6 of 8 people found the following review helpful.
Incredible work
By Caroline Angus Baker
When opening this book, a reader could easily expect to sit down an examine Franco’s effect on Spanish art during his dictatorship. Instead, this book extends far further, into many aspects of the Franco period, so much so that art ends up being only a fraction of the story.
The first part of Franco’s crypt gives a clear introduction to the Franco period. The book titles refers to Valle de los Caídos, where Franco is buried outside Madrid, and his behemoth is discussed, along with other monuments to the time period. The book talks about Spain’s left and how the crypt is a symbol for all things horrid, while also managing to be a figure for the Spanish right, their religion and their vast power under Franco. The opening of the book delves into the subject of bodies buried in unmarked mass graves throughout Spain, and goes through the reality of digging up such a grave. The section is laced with a feeling of resignation; that after all this time, whose bodies are they and the reasoning behind digging is uncertain.
The author gives a feeling that ‘memory’ is not such a simple beast; rather that the name encompasses many things. This could be certainly true, as memories and history are merely a recollection of the winners in a heated battle. With Spain being divided, by being its own enemy, all ideas, social and cultural norms, politics and attitudes are up for debate.
One chapter is dedicated to dam building in Spain under Franco. The voice of the book pulls back and forward between talking of the need to progress and the results of such ambitious, and sometimes failed, projects as well as the reality of what it did to the poorer people, who saw no benefit of the projects. This back-and-forward feeling in opinions distinguishes itself throughout the book.
What this book does do is lay out all the various elements of life under Franco, and how it is perceived in modern times. There can be no one element which accurately portrays Francoism and its effects, rather embracing that all walks of life, levels of wealth and social standing, and everyday opinion shape what is called ‘history.’ Treglown takes a (well-needed) swipe at the Spanish Biographic Dictionary, done by the Royal Academy of History in 2011. The glaring pieces of detail left out, and the additions and exclusions in this so-called encyclopaedia of Spain’s history is the perfect analogy for how Spain is viewed today.
This book does tell much of arts during Franco’s reign. To say Franco suppressed the arts is an unfair comment. The book talks of great artists such as Joan Miró, Antoni Tàpies and Antonio Saura. It talks of Spanish art making its way around the world, to be seen by overseas audiences more so than ever before. Writer Camilo José Cela won the Nobel Prize for literature. Filmmakers Pedro Almodóvar and Luis Buñuel were able to produce their films in Spain (though Buñuel, fresh from exile, had his work again banned). The book makes little mention of artists whose arts was not selected for greatness, and why, and a recurring theme throughout the book is that women barely managed to scrape their way into the history books. While Spain had its own share of female painters and writers, it seems fair to say women were not able to make much headway in the art houses of Spain. Treglown touches on the fact a feudal system still persisted among artists; not many artists were working class, no doubt out of the need to earn a living as best they could. While notable exceptions to this class divide are celebrated, it does highlight the inequality of the age.

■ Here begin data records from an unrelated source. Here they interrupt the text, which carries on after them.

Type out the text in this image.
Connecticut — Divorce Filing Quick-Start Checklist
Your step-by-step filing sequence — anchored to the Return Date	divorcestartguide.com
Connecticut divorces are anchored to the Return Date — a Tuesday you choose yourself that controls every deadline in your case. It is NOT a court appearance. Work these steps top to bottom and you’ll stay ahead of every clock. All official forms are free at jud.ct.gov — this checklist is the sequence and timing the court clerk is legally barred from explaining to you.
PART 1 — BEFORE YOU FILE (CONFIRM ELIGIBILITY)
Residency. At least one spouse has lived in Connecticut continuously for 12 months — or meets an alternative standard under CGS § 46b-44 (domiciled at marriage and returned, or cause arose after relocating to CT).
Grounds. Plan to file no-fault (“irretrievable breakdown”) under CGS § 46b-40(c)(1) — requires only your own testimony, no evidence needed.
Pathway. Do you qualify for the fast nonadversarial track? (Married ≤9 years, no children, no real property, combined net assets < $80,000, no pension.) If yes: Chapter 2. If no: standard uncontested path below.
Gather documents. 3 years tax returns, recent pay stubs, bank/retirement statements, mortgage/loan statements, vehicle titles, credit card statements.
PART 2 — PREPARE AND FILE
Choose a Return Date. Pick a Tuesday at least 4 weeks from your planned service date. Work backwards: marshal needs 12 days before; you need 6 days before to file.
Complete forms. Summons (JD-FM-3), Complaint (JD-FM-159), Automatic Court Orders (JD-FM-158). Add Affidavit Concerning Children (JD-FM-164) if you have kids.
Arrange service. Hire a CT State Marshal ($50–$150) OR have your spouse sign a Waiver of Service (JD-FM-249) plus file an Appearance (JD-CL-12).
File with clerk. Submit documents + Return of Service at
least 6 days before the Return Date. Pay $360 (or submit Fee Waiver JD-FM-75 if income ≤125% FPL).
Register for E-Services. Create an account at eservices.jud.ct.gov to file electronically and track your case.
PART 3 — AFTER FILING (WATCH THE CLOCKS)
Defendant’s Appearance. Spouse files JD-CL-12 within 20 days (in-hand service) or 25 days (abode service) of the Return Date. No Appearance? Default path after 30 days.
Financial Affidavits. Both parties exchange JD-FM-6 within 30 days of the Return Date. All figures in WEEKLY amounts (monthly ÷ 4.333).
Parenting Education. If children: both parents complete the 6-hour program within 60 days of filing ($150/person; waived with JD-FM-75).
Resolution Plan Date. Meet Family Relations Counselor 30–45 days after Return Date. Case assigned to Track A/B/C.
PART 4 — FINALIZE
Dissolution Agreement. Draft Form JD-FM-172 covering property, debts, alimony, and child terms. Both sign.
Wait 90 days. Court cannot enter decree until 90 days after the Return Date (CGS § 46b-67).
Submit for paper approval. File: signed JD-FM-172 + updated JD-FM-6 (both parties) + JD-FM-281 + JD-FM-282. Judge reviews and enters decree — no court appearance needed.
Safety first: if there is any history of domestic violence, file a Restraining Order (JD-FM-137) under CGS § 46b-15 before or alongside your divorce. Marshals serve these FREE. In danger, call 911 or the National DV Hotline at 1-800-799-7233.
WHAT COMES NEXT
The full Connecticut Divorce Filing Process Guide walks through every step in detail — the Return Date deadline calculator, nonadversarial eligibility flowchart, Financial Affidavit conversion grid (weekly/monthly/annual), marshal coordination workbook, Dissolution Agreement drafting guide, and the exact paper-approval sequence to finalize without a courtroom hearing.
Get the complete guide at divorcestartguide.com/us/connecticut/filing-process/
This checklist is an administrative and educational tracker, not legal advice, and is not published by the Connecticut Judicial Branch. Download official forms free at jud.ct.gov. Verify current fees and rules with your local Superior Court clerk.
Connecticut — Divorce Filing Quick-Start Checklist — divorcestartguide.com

Franco’s Crypt, page 102 – ‘Besides, while in the nineteenth century all the talent painters had to emigrate, in the Franco period they were once again living on the Peninsula. Did the unexpected development occur because of or despite the regime?’
Treglown answers that the regime did neither or both. Franco allowed Spanish artists to speak and their word spread worldwide, thus creating an image of Spain. Whether Franco liked it or not, we will never truly know. The book does not dwell much on drama or performance art, or on poetry, which is a shame.
One area of considerable divided option is the author’s chapters on the transition to democracy in the 1970′s. Opinion (or propaganda) tends to say that the left were hushed up during this period, and that the voices of the people went unheard during this period. Treglown gives examples of media accounts, historical studies and publications and documentaries which spoke out in this period against Franco, and of past crimes. He also shows that opinions of leftist Spain did have a voice. However, the so-called ‘pact of forgetting’ does remain in place, and those guilty were never tried for crimes, so to what effect these limited voices had is questionable. A roll-call of those in power after the transition says a lot of the effect of leftist ideas for change.
The reality of the era is that Franco modernised his country. After war in the 30′s, the violence of the 40′s and the struggling 50′s, Spain did begin to prosper in the 60′s, by becoming a US ally, with all important tourism and through economic growth. The book does its best to sit on the fence in the opinions of Franco and his regime, in an effort to tell truths otherwise hidden. However, it shows without doubt that Spain lacked any decent authority figures for a long period. Some argue the Catholic right-wingers lost much of their hold on Spain towards the end of Franco’s reign, but a quick look who has influenced Spain since Franco, and at the laws being created in Spain in 2013 by the PP government, suggests an evil seed has been allowed to flourish. Liberalism have have got hold for some time, but the future remains murky for Spain.
Treglown should be praised for putting together a book so laden with information. This is no summer-sun read, but if you want to learn about Spain, understand the country you have moved to, or wish to make sense of a divided nation, this is the best book written with an unbiased prose in a long time. I can’t be certain it shows that Franco wasn’t the oppressor he was made out to be, but it shows that despite the regime, creativity and the human spirit continued to fight back. I am a unashamed leftie and won’t praise anything Franco achieved, but this book does its best to take on both sides of the divide.
0 of 0 people found the following review helpful.
Reflections on Spain’s “Memory Wars”
By Albert A. Nofi
A summary of the review on StrategyPage.Com
'British biographer Treglown addresses two interrelated subjects in this work, remembering and memorializing the Spanish Civil War, and the Spanish art and culture of the Franco and post-Franco eras. Reflecting recent trends in scholarship on Spain, Treglown avoids knee-jerk criticism of Franco and the Nationalists, and, despite clear sympathies, criticizes the Republic and the Loyalists when appropriate. The book is divided into two parts with the first part, “Sites and Sights,” covering physical manifestations of the war and the regime, such as graves, memorials, graphic art, and even dams. Treglown covers the meaning and symbolism involved, and the importance of the recent increase in the search for mass graves (though noting that there seems little interest in mass graves left by the Republicans) and the monumental crypt in the Valle de los Caídos, in which Franco actually takes second place to José Antonio. The second and longer part of the book, “Stories and Histories,” looks at commemoration in literature and film. Of particular interest here is that despite the Franco regime’s opposition to modernism or realism, a surprising number of writers, artists, and several film makers did some excellent work, but received little international recognition due to overall hostility to anything emanating from “Fascist” Spain. While the book throws little light on the Civil War proper, it’s certainly a useful read for anyone interested in Spanish history in the twentieth century, or in issues of memory and commemoration.